Because of this work, he has recently joined a special group of citizens invested with the highest recognition the province offers: The Order of New Brunswick. Each year, the province selects ten individuals who have demonstrated excellence and made outstanding contributions to the social, cultural or economic well-being of New Brunswick and its residents.
Nature has been a lifelong love. By age ten, David was already keeping detailed journals of his observations, and has never stopped. His contributions to data collection, research, public policy, and education are significant components of New Brunswick’s history of environmentalism.
He was the first full-time Park Naturalist at Fundy National Park, developing and delivering interpretive programs, documenting the natural history of the park, and creating new nature trails, work for which he received a National Parks Centennial Award in 1985. At age 27, he was appointed Curator and Head of the New Brunswick Museum's Natural Science Department. Passionate and committed to the work of the Museum, David once took six months leave without pay to give the Museum extra funds to build and equip a proper laboratory.
In the dawning years of environmentalism, David also played a pivotal role in establishing what are today New Brunswick’s largest and most influential naturalist and conservation organizations—New Brunswick Federation of Naturalists, New Brunswick Wildlife Council, Conservation Council of NB, Saint John Naturalists Club—to name just a few. For decades, his home served as the first licensed wildlife rehabilitation site in the province, a role now provided by the Atlantic Wildlife Institute.
David likewise advocated for the establishment of Mount Carleton Provincial Park, Caledonia Gorge Protected Natural Area and other protected areas.
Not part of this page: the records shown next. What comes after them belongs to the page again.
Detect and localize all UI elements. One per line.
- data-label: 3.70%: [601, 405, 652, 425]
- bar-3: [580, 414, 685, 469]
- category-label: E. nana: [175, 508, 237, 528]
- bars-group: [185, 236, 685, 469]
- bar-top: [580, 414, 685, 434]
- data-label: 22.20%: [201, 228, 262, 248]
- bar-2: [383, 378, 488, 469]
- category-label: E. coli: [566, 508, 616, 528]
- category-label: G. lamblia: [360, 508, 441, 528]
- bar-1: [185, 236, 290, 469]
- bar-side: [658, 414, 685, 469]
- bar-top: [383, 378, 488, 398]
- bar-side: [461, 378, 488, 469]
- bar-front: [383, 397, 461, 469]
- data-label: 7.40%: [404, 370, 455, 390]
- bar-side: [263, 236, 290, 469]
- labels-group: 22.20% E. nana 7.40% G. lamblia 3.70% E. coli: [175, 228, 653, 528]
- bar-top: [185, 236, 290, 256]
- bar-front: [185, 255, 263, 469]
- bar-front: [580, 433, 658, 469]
He has furthered this work by serving on the steering committee of the Nature NB Mary Majka Scholarship Fund to encourage young environmentalists as they pursue their dreams.
I’ve known David for over 40 years. He’s appreciated for his scrupulous honesty, generosity, tireless work ethic, and dedication to preserving a healthy and vibrant environment while deepening our understanding of the province's flora and fauna.
I respect him for his pursuit of excellence and demonstrated expertise, for his patience and kindness, but especially for his commitment to enriching the cultural life of New Brunswick through expanding our understanding of the intricacies of nature’s web of life, and the need to steward and protect it now to ensure our own quality of life and that of coming generations.
Many years ago, he told me one of the most exciting moments of his life was spotting a European redwing during a New Year’s Day bird count. I hope this award will be another highlight for him. He also said that he has one wish: that we would all live more in harmony with nature. Beyond that, he told me, he has had a happy and fulfilling life so has no need for dreams.